Stella McCartney’s full year results on Friday showed falling sales and wider losses for the 2019 financial year. However, given the year of change that the firm saw in 2019, it’s unclear just how much we can read from the figures.


Stella McCartney - Fall-Winter2020 - Womenswear - Paris - © PixelFormula



Perhaps more relevant was the fact that the firm said its business was “materially impacted” by the Covid-19 outbreak in early 2020 and it expects the recovery in its sales levels over the medium term to be “gradual”. This is particularly disappointing given that prior to the outbreak, it said it was making “good progress” in delivering against its strategy.

It added that its digital sales performance has been good in the past year and it has continued to operate in all markets without interruption because of that. But online sales can't fully offset the decrease in demand seen during the period that physical shops were closed. This time next year we should perhaps expect a bigger sales drop and wider losses, although the company hasn’t said as much.

It doesn’t seem to think Brexit will be an issue going forward, saying less than 5% of its global revenue occurs through its physical stores depending on cross-border movement of goods to the UK. Additionally the vast majority of its goods are made within the EU or the UK so will benefit from the tariff and quota-free deal struck as part of the UK’s EU exit.

And it’s clear that it has sufficient funds to get through the crisis period, based on the commitment from its parent company, Anin Star Holding Limited, to continue to make the money it needs available.

That parent company took full control during the financial year being reported on as part of the deal announced in spring 2018 for Stella McCartney to buy the remaining 50% of Stella McCartney Limited shares from Kering that she didn’t already own. The transaction completed in July 2019 with Anin Star, of which McCartney owned 100% at the time, acquiring all of the shares. Since then, a subsidiary of LVMH has acquired 49% of the parent firm.

So what actually happened in the 2019 financial year? The company saw sales falling to £38.19 million, from £42.59 million a year earlier. The 10% decline compared with a 0.2% increase in the previous 12 months. And it saw a pre-tax and post-tax loss of £31.92 million compared to a £10.88 million pre-tax loss and £10.98 million post-tax deficit in the previous year.
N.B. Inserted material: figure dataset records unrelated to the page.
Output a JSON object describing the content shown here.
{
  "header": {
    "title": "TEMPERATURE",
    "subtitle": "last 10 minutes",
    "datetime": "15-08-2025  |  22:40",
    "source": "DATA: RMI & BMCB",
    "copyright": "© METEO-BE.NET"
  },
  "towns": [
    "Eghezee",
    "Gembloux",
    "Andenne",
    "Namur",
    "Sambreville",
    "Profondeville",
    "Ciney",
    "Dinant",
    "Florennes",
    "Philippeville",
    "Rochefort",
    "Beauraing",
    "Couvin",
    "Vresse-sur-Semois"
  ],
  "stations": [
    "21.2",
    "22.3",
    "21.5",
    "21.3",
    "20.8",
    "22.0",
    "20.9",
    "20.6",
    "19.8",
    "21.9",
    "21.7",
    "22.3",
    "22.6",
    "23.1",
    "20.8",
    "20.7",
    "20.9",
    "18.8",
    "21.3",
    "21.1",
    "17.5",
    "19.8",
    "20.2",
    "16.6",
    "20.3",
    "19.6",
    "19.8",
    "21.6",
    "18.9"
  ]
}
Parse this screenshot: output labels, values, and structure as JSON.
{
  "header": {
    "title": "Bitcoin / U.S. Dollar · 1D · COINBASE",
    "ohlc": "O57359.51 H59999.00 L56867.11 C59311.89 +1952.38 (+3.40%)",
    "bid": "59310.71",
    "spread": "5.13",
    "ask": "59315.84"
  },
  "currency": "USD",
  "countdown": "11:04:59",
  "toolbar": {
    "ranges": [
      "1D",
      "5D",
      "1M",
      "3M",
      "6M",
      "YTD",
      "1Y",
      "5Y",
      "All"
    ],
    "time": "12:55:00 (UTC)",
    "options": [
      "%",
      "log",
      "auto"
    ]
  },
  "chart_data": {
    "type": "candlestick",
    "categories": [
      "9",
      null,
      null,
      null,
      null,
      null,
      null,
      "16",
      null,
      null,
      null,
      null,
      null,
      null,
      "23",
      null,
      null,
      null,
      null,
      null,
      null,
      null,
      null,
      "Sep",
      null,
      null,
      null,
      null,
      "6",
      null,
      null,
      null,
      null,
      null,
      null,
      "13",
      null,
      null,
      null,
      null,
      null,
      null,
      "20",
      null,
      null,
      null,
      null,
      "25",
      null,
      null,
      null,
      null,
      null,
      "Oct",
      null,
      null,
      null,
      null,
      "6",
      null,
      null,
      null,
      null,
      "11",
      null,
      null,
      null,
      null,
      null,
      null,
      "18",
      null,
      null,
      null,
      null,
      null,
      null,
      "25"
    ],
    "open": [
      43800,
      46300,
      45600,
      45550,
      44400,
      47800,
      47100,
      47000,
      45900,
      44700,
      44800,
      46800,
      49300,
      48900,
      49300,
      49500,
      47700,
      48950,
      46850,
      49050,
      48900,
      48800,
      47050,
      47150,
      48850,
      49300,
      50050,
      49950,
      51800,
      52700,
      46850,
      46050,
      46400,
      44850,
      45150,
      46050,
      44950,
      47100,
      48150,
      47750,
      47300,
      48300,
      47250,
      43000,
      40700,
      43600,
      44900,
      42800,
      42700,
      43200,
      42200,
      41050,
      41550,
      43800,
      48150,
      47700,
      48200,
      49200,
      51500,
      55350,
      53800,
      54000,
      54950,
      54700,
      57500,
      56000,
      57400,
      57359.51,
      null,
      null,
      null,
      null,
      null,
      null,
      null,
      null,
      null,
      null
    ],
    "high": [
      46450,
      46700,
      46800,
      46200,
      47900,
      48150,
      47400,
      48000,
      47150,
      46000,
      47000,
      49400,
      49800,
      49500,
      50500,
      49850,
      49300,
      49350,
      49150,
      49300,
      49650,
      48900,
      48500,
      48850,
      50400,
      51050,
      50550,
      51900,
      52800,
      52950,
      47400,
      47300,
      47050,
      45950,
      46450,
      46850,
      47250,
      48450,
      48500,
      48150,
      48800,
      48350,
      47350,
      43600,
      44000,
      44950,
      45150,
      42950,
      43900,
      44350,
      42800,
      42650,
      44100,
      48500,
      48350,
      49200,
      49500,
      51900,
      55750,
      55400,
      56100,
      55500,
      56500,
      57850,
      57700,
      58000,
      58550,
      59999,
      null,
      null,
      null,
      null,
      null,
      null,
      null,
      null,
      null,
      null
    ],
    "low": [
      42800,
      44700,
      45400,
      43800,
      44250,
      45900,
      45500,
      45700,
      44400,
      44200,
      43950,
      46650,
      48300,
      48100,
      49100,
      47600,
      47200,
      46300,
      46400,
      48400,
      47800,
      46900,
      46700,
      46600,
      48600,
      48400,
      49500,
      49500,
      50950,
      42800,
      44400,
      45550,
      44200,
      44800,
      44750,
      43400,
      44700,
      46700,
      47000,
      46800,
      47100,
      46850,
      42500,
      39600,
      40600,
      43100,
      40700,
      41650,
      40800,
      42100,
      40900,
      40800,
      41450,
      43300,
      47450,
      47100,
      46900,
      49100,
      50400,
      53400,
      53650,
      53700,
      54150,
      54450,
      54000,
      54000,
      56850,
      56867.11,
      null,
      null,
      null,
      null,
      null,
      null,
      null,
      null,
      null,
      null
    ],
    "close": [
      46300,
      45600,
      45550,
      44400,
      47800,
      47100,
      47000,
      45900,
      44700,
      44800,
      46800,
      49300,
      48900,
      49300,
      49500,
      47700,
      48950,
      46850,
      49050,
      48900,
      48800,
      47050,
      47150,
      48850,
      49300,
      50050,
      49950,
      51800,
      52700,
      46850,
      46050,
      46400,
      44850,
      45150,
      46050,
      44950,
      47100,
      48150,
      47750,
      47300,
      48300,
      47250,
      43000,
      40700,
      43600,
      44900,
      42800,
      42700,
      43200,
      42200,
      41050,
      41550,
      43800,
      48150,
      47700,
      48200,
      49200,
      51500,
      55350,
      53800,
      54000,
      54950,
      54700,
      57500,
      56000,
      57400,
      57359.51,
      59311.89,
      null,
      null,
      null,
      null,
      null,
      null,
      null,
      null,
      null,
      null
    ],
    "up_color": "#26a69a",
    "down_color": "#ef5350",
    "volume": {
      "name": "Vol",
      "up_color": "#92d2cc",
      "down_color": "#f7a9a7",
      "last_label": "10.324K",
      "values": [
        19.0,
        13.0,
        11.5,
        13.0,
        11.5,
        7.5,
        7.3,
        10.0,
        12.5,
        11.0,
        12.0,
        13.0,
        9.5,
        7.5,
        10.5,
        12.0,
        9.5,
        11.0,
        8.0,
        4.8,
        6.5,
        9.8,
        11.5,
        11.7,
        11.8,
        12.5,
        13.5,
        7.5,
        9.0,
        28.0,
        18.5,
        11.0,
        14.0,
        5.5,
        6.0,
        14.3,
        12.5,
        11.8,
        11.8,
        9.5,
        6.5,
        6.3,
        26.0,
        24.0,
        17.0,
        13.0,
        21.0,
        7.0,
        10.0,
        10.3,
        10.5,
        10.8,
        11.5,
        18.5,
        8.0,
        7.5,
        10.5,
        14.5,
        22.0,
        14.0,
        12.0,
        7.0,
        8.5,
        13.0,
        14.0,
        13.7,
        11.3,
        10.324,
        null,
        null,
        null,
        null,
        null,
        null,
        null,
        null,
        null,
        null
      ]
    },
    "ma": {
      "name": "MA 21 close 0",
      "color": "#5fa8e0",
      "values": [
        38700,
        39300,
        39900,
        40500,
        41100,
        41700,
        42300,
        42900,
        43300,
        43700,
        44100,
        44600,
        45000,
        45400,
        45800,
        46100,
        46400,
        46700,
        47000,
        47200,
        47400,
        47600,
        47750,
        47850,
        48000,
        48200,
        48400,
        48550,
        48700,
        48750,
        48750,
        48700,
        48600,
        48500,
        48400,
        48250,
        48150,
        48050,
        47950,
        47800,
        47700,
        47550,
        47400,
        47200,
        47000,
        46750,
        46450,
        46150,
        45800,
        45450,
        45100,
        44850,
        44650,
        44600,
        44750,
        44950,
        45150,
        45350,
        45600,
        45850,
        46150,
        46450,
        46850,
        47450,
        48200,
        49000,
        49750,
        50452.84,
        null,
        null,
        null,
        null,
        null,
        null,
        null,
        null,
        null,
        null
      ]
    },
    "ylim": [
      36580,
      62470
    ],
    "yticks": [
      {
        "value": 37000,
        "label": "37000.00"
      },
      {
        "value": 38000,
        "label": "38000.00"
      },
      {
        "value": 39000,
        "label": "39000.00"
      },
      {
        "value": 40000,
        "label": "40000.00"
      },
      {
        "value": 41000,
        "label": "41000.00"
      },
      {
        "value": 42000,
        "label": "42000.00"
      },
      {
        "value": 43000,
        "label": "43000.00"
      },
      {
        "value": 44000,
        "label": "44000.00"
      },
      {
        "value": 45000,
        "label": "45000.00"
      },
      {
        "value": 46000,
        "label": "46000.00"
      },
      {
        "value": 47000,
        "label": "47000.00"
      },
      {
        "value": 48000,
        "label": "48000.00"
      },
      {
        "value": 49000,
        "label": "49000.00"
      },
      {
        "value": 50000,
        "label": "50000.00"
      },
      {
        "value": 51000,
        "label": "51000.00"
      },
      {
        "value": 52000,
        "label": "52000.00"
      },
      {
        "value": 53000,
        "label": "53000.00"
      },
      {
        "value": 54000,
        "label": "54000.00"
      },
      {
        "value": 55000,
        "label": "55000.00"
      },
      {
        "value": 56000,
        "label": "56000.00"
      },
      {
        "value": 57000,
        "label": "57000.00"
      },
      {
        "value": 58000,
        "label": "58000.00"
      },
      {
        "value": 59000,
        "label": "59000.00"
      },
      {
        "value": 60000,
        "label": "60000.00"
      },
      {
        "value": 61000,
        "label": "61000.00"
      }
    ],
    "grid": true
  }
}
It's perhaps unsurprising that this happened given that 2019 saw a “substantial” increase in the cost of sales and administrative expenses. And it being the year in which its ownership change completed is likely to have had an impact.

In fact, the change of ownership changed the company’s revenue model. Until 2018, it had received royalties on wholesale sales from fellow group companies. But from 2019, this has been replaced by an arrangement between Stella McCartney Ltd and Stella McCartney Italia SRL to share residual profits or losses between the two entities.

It looks like we may have to wait until next year to get a clearer picture of what's happening, although as mentioned, that will also include the full impact of the pandemic so will be somewhat skewed. Hopefully, by the time those results are released, the company will also have plenty of more upbeat news to share about 2021 trading and the post-pandemic recovery later this year.